I'll be upfront about what I think: after ~2 years of having this system, I've decided I don't actually like it. Reasons:
Reactions involving multiple functional groups will easily break the five-tag limit. This is trivial, but it provided the original motivation for me to post this.
Tags are intended to connect experts with questions they can answer (source: help centre). Being an expert in the chemistry of a functional group seems implausible to me.
A functional group tag invariably ends up being applied on many questions which are fundamentally unrelated.
It's not fair for me to criticise without suggesting an alternative, so I'd suggest to use class of reactions. Many organic texts already adopt such a classification, so there is ample precedence. Two examples I like are Clayden 2ed (TOC) and Carey/Sundberg 5ed (part A TOC, part B TOC), and I could envision adopting these (with slight modification). I personally think that this addresses the three problems above in a much better fashion.
I'll give one example of why I think functional group tagging is bad. I could write more, but I think one is sufficient to put the point across. Consider our current tag halides.
- I don't think I've seen anybody who claims to be an expert on halides (both inorganic and organic, mind you).
- I don't think I've seen any books exclusively on halides.
- Even if we restrict it to organic chemistry, halides have multiple modes of reactivity: substitution/elimination, Pd cross-coupling, lithium-halogen exchange, ...
- Fundamentally these are not conceptually related to each other and it is hard to imagine that anybody would be interested in all of these at the same time.
- Hence, the tag halides is not successful in linking people to content that they are interested in. From a student's point of view, he is not keen on learning all reactions of halides at one go; the same can be said of the expert, who is not keen on reading through a mishmash of questions.
- Instead, I'd propose having one tag for substitution+elimination (as these two processes often compete with one another) and one tag for cross-couplings.
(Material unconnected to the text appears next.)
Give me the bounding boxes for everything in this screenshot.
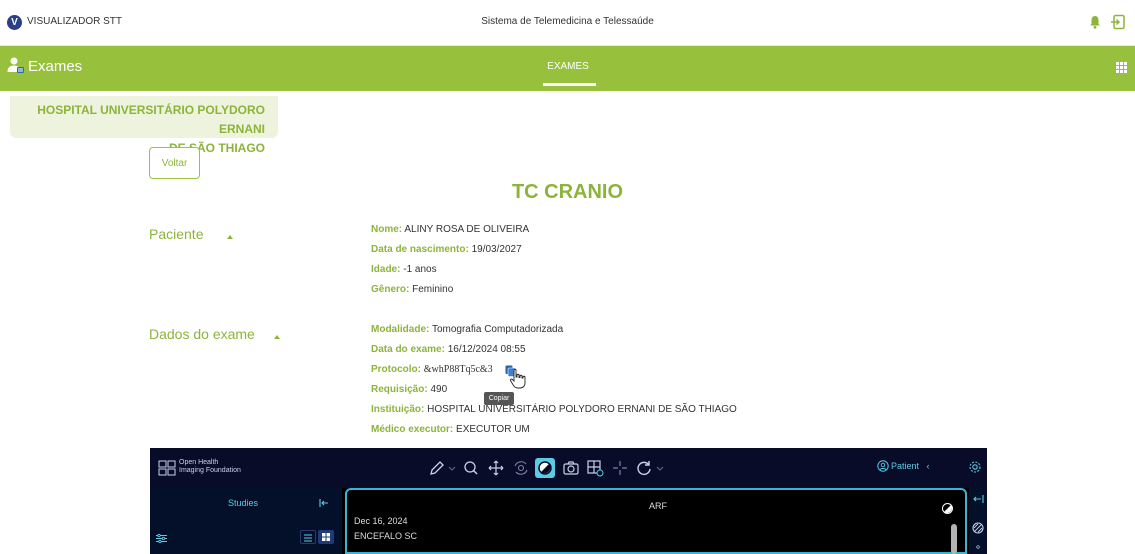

Lithium-halogen exchange can probably be covered under organometallic chem.
n.b. I wouldn't necessarily want to scrap all of them, though. For example, I think that heterocyclic-compounds should be retained, since heterocyclic chemistry is traditionally taught as a subfield of organic chemistry, and it does not have the problems described above for halides. However, I would prefer renaming it to heterocyclic-chemistry to reflect the overall philosophy.